TOKYO (AP) — A senior aide to Japan’s prime minister is being dismissed after making discriminatory remarks about LGBTQ people.

Prime Minister Fumio Kishida told reporters Saturday that Masayoshi Arai, a secretary at his office, was being dismissed after Arai recently told Japanese media he did not like seeing LGBTQ people. Arai had retracted his comments and apologized on Friday.

Kishida said the remarks run counter to the administration’s position on promoting diversity.

“Taking strong action is inevitable,” Kishida said without providing further details, meaning Arai may leave voluntarily.
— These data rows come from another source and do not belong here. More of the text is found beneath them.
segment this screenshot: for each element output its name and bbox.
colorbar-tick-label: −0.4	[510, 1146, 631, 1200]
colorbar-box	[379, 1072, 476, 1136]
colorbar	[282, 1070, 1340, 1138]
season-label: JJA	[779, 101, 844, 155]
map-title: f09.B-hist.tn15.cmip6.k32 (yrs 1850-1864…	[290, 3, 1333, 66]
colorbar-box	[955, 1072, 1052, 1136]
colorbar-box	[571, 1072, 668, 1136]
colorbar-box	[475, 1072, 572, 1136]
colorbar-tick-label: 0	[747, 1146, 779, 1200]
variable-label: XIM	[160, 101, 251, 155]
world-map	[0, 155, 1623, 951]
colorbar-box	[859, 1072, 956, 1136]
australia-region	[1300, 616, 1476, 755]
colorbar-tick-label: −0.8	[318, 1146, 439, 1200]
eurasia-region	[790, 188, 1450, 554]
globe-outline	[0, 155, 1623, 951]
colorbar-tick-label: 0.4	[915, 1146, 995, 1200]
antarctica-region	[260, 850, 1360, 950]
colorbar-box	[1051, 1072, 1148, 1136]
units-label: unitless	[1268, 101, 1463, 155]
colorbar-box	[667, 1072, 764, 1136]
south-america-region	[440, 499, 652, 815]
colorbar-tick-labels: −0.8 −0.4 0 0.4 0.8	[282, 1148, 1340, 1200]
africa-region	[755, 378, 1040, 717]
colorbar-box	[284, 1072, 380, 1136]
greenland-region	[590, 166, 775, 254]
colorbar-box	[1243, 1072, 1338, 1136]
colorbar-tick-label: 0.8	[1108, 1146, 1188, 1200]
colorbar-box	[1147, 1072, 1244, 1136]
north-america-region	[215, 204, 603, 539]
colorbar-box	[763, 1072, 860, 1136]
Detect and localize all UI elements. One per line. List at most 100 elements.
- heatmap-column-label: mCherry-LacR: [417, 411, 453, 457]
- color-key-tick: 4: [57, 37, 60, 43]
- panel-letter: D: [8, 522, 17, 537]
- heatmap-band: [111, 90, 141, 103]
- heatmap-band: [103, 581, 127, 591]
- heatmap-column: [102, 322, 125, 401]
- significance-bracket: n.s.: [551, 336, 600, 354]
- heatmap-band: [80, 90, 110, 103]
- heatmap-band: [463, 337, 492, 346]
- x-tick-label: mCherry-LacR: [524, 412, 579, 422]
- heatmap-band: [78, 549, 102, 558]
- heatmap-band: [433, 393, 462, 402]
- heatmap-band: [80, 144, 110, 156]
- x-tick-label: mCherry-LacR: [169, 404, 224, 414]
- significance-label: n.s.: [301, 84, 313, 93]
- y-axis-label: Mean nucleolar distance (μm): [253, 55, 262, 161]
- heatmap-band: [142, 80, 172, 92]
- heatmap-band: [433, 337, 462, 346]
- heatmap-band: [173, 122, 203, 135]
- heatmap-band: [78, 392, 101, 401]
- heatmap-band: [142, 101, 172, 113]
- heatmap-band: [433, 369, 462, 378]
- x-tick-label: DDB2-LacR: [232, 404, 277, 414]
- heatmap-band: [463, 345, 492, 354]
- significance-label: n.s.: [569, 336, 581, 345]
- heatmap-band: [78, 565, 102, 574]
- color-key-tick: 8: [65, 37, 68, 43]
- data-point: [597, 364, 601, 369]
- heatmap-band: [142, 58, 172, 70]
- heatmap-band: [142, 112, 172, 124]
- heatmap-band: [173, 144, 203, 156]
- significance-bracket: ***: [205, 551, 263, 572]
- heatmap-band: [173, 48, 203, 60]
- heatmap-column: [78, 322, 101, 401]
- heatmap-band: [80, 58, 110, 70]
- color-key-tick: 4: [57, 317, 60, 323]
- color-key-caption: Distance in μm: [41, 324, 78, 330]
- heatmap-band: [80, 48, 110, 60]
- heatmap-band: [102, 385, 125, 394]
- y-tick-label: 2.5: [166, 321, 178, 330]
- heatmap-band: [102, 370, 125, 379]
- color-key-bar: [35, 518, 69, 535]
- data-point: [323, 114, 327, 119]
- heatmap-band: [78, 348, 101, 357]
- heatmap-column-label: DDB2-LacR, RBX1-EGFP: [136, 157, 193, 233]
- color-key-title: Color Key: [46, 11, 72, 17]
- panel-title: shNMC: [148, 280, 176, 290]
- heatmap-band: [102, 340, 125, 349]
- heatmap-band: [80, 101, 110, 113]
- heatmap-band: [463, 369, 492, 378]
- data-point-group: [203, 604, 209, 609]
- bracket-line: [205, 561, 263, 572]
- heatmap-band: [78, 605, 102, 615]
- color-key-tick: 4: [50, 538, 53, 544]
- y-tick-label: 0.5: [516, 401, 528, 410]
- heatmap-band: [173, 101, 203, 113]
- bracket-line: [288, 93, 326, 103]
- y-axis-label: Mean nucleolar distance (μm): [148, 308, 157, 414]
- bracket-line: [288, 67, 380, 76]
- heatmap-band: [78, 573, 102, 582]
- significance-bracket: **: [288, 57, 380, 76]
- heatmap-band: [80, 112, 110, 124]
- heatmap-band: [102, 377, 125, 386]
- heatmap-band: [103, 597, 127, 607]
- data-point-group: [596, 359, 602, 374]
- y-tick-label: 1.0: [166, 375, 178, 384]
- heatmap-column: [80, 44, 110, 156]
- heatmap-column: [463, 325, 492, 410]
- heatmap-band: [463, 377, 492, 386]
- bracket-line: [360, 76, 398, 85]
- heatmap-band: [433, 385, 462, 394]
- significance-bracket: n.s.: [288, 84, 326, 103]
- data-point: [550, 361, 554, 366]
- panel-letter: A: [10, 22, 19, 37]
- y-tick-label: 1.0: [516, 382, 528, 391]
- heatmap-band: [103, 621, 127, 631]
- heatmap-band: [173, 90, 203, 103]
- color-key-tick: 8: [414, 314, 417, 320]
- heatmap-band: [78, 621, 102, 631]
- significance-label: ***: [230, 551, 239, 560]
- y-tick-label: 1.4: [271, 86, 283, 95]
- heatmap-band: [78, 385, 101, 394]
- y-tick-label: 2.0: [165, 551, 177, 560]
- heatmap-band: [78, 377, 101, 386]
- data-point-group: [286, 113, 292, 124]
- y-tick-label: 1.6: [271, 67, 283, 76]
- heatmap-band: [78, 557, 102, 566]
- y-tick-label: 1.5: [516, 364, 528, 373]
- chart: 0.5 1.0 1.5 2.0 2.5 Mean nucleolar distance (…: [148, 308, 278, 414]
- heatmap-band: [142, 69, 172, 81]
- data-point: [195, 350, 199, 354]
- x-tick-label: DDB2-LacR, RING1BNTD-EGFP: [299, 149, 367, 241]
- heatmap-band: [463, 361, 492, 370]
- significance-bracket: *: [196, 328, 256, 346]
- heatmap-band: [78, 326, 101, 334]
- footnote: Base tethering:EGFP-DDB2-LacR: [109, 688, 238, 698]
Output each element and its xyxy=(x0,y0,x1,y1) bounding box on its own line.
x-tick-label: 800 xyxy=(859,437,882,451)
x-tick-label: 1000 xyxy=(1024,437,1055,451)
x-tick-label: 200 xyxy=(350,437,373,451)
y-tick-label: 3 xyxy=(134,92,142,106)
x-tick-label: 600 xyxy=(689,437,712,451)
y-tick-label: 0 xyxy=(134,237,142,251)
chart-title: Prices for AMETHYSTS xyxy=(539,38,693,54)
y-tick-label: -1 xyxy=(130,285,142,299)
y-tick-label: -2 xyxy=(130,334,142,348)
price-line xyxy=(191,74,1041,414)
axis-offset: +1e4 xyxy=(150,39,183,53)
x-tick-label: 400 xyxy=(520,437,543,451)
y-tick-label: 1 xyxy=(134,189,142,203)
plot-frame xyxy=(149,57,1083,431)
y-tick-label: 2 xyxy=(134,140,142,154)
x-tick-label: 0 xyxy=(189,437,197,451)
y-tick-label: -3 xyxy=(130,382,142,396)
Arai's remarks prompted an outburst of protest and were the latest in a string of gaffes by Japanese officials that have landed them in trouble.

Saving face is important in conformist Japan, where prejudice against LGBTQ people, racial groups, women and other nationalities persist.

Japan is the only Group of Seven country that does not recognize same-sex marriage, but the movement toward recognition has been growing.

Kishida’s administration has been hit by several scandals recently, and its popularity is shaky.

Various Japanese officials have resigned over the years over comments they made.

A justice minister stepped down last year after joking about capital punishment.

In 2021, Yoshiro Mori resigned as head of the Tokyo Olympic organizing committee after saying women talked too much. Mori had been gaffe-prone when he earlier served as prime minister, about 20 years ago.

A minister in charge of cybersecurity who acknowledged he had hardly ever used a computer resigned in 2019.